Other plants will stay at the garden as part of a living collection, ensuring that, for example, certain species of pitcher plants will always exist even if insects or condos overwhelm them in the wild.
“We’re seeing the case that even plants we might consider relatively common today may be tomorrow faced with a new, introduced insect or disease that moves in, or climate change that poses a threat that we wouldn’t necessarily have been prepared for,” said Pamela Allenstein, the manager of the North American Plant Collections Consortium at the American Public Gardens Association.
About three dozen botanical gardens and arboretums across the county have joined the program to catalog their living plant collections and share responsibility for ensuring the existence of individual species into an uncertain future.
In Atlanta, Cruse-Sanders’s fieldwork with the torreya and Matthews’s work with the dancing lady orchid are now considered as crucial to the garden’s mission as maintaining its public conservatory.
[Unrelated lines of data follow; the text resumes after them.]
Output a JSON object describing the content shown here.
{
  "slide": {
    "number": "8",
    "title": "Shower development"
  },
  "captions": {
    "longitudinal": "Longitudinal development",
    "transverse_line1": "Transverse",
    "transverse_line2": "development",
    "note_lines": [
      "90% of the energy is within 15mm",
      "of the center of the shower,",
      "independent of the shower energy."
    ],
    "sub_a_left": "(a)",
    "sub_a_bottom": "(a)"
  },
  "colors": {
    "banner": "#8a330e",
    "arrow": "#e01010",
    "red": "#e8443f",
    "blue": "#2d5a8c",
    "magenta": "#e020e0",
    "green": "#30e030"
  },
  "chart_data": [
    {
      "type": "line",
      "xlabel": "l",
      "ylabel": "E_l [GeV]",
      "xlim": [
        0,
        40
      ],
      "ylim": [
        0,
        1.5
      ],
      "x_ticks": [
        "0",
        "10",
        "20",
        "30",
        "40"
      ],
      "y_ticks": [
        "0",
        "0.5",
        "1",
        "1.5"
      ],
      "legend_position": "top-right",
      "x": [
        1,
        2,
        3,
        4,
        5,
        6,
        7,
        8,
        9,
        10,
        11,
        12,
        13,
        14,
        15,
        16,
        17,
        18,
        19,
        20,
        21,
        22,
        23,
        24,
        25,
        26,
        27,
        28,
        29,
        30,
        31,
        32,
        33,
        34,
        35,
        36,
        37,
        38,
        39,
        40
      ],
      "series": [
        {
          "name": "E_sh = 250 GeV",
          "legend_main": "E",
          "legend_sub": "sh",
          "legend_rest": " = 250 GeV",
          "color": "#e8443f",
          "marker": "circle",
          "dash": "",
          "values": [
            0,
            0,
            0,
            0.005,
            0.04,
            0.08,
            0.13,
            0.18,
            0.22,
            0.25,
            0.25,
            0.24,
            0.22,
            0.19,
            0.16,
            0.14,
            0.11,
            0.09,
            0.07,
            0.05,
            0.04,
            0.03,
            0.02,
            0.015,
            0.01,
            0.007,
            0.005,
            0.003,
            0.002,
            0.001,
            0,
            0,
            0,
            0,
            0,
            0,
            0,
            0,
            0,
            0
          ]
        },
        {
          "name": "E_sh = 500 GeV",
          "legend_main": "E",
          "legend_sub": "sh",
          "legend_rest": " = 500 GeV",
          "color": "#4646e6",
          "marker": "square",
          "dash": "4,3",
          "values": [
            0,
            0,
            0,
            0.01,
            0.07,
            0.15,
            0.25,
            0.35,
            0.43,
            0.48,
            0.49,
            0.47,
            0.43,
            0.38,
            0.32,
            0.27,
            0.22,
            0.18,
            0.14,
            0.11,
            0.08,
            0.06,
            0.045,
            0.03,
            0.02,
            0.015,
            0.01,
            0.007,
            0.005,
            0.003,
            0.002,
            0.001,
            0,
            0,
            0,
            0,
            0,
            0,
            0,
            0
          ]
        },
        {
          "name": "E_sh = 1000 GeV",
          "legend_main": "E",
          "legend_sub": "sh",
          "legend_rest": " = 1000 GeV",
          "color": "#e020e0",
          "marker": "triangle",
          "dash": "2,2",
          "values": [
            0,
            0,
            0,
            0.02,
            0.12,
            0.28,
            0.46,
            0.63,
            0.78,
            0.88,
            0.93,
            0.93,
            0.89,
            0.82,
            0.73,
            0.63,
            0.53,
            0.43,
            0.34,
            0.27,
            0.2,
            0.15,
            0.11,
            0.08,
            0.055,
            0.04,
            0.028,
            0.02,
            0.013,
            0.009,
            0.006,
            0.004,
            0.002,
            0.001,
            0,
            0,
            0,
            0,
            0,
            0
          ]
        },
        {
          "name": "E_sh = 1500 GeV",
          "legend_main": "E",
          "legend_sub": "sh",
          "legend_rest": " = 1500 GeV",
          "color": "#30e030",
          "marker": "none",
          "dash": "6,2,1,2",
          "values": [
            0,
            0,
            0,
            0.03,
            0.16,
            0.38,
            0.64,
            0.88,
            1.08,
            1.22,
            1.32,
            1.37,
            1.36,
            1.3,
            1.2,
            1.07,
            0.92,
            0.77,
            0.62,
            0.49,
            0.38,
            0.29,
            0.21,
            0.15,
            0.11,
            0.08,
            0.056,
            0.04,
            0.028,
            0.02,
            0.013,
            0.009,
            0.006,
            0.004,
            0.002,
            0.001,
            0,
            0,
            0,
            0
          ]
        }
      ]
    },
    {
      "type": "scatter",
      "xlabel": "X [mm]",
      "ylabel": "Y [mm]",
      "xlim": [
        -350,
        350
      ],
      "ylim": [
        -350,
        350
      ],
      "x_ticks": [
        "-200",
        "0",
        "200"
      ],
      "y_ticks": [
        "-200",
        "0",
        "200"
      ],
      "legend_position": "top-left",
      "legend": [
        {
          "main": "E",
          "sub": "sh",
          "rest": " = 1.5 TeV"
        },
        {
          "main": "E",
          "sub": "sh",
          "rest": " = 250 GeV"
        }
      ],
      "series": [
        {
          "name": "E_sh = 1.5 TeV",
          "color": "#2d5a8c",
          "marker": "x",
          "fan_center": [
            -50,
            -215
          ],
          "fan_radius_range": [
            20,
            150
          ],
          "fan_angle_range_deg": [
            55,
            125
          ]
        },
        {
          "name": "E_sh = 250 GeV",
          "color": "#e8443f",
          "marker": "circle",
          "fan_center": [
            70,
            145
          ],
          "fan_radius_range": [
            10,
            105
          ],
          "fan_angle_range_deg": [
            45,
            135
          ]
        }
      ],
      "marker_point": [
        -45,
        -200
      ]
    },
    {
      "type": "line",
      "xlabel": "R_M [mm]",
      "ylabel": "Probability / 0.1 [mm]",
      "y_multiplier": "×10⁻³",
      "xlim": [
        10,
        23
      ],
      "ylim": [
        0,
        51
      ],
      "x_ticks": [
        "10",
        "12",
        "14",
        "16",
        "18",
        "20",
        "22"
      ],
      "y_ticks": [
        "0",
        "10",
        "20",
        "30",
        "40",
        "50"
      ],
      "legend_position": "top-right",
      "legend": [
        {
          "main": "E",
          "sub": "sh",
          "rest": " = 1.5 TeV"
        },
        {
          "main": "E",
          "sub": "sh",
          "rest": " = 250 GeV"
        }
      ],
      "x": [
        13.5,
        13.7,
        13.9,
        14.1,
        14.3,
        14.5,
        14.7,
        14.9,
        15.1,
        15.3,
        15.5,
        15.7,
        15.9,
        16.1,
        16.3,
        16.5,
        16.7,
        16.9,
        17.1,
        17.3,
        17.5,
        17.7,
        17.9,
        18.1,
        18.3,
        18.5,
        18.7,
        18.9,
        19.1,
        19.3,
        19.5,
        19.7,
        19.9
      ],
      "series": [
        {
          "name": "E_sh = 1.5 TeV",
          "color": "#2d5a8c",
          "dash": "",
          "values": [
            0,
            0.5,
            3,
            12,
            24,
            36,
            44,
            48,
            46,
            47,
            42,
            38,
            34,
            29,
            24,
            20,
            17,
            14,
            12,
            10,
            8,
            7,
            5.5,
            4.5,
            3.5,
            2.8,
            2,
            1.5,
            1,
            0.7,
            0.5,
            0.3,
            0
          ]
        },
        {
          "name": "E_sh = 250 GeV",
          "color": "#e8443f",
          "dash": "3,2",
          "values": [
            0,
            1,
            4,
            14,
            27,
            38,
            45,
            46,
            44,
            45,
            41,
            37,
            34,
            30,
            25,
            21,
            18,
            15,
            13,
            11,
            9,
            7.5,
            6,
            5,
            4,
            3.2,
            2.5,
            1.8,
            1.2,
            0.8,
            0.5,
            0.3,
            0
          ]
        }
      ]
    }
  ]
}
“Life, we’re finding, is all connected,” Ms. Allenstein says of the need to save individual plants. “The web is inextricably woven, and once we start pulling at individual threads, then they start becoming unraveled, and we’re discovering that it’s connected to more things than we’ve really imagined there might be.”
Breeding endangered frogs among the plants
At the Atlanta Botanical Garden, conservation work extends beyond plants to amphibians, although most visitors never see the garden’s collection of marsupial frogs, glass frogs, monkey frogs with opposable thumbs, and rare frogs from Chile and Panama.
About 15 endangered species are breeding in captivity in a biosecure “pod,” a repurposed shipping container located on a back lot of the garden’s grounds.
The frogs are facing many of the same threats as the rare plants the garden is trying to save, including habitat destruction and new diseases. But the world’s amphibians are dying off at a particularly alarmingly rate.
“There were over 6,000 living or extant species of amphibians, and we could well lose half of those in the next 30 years if we’re not careful,” says Danté Fenolio, the garden’s amphibian conservation scientist.
The garden originally installed a display of charismatic poison dart frogs to lure visitors into taking a greater interest in their natural surroundings. But amphibians have since become a major – although often unknown to the public – element of the conservation work here. Dr. Fenolio believes that Atlanta is the only botanical garden in the world with such an amphibian focus.
Ironically, frogs today are dying because of the very evolutionary feature that once allowed them to move onto land as amphibious fish. Amphibians both breathe and take in water through their skin – but that also means their versatile, moist skin is particularly susceptible to the bacteria and fungi that are now invading their natural habitats.
“Most folks don’t know that amphibians are in trouble, and I know that a lot of people wouldn’t outwardly tend to care,” Fenolio says. “But there are reasons that everybody should care.”
Most notably, the chemicals frogs secrete through their skin to combat such bacteria have offered leads in developing antibiotics for humans.
“We’re losing a huge, huge pharmaceutical storehouse for humanity,” Fenolio says. “Although I would propose that there are other reasons far more important for keeping amphibians around.”